Here's a good refresher article....
The glass-and-metal building that Solyndra began erecting alongside Interstate 880 in Fremont in September 2009 was something Silicon Valley hadn’t seen in years: a new factory.
It wasn’t just any factory. When it was completed at an estimated cost of $733 million, including proceeds from a $535 million U.S. loan guarantee, it covered 300,000 square feet, the equivalent of five football fields. It had robots that whistled Disney tunes, spa-like showers with liquid-crystal displays of the water temperature, and glass-walled conference rooms.
“The new building is like the Taj Mahal,” said John Pierce, 54, a San Jose resident who worked as a facilities manager at Solyndra.
We also found that the Department’s due diligence efforts were less than fully effective. At various points during the loan guarantee process, Solyndra officials provided certain information to the Department that, had it been considered more closely, would have cast doubt on the accuracy of certain of Solyndra’s prior representations. In these instances, the Department missed opportunities to detect and resolve indicators that portions of the data provided by Solyndra were unreliable. In the end, however, the actions of the Solyndra officials were at the heart of this matter, and they effectively undermined the Department’s efforts to manage the loan guarantee process. In so doing, they placed more than $500 million in U.S. taxpayers’ funds in jeopardy.
While not the focus of the investigation, we were mindful of the concerns that had been raised regarding possible political pressure applied in the Solyndra decision-making process. Employees acknowledged that they felt tremendous pressure, in general, to process loan guarantee applications. They suggested the pressure was based on the significant interest in the program from Department leadership, the Administration, Congress, and the applicants.
The Infrastructure Investment and Jobs Act, passed by a bipartisan vote last year is now being implemented by the good political drones at DOE. The IIJA gave DOE $2.5 Billion for its new Transmission Facilitation Program. The "program" makes available new loans, public-private partnerships where the government kicks in some of your money to fund for-profit merchant transmission, and capacity contracts for new merchant transmission. DOE seemed pretend surprised at a recent webinar that the only provision of the program that anyone is interested in is the capacity contracts.
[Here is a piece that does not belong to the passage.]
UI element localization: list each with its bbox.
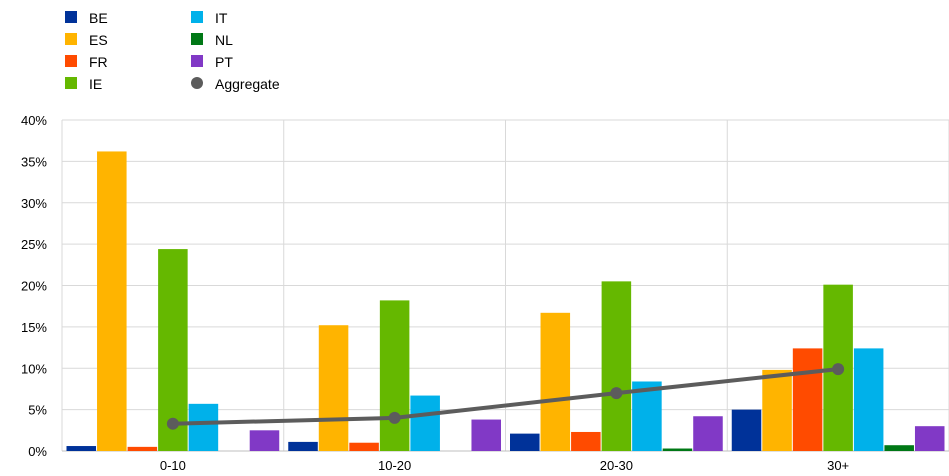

The DOE has authority to sign capacity contracts with new transmission projects. The capacity contract will purchase room on the transmission project to transmit electricity, however DOE doesn't serve any electric customers and has no use for it. It will simply pay for something it will never use. This purchase is supposed to inspire others to also buy capacity on the transmission project. However, if these others had any use for the capacity, they could purchase it themselves without DOE involvement. The problem is that nobody wants to purchase capacity on speculative merchant transmission projects. DOE is likely to be the only "customer" propping up an unused and unneeded road to nowhere... through your backyard and productive agricultural property.
A merchant transmission project, first and foremost, must accept all financial risk for its unneeded, speculative project. There can be no captive customers. A successful merchant may negotiate rates with voluntary customers who may find its project useful. But what if nobody finds it useful? Then it fails, and the merchant loses his investment. But, not anymore.... the federal government is going to step in to financially prop it up using your money. This means we're going to suffer a lot more greedy merchants, stuffed egos with childish hairdos who belong to the elite political party in power. These new elite rulers will spend their capacity contract money however they like... ugly orange offices with pictures of dead rock stars, renovated fire houses, and a lavish lifestyle on a fat salary playing transmission make-believe.
Does all this make you furious? It should. Michael Skelly's next transmission brain fart will be perpetrated on your dime. Fortunately, you can tell DOE what you think about their new Transmission Facilitation Program during a public comment period that only runs until June 13. Submitting a comment is quick and easy using this online form (click the little blue "comment" box at the top). You can even make your comment anonymous.
Have at it, folks! Maybe Skelly's new robots will come programmed with a funeral dirge for his new ideas.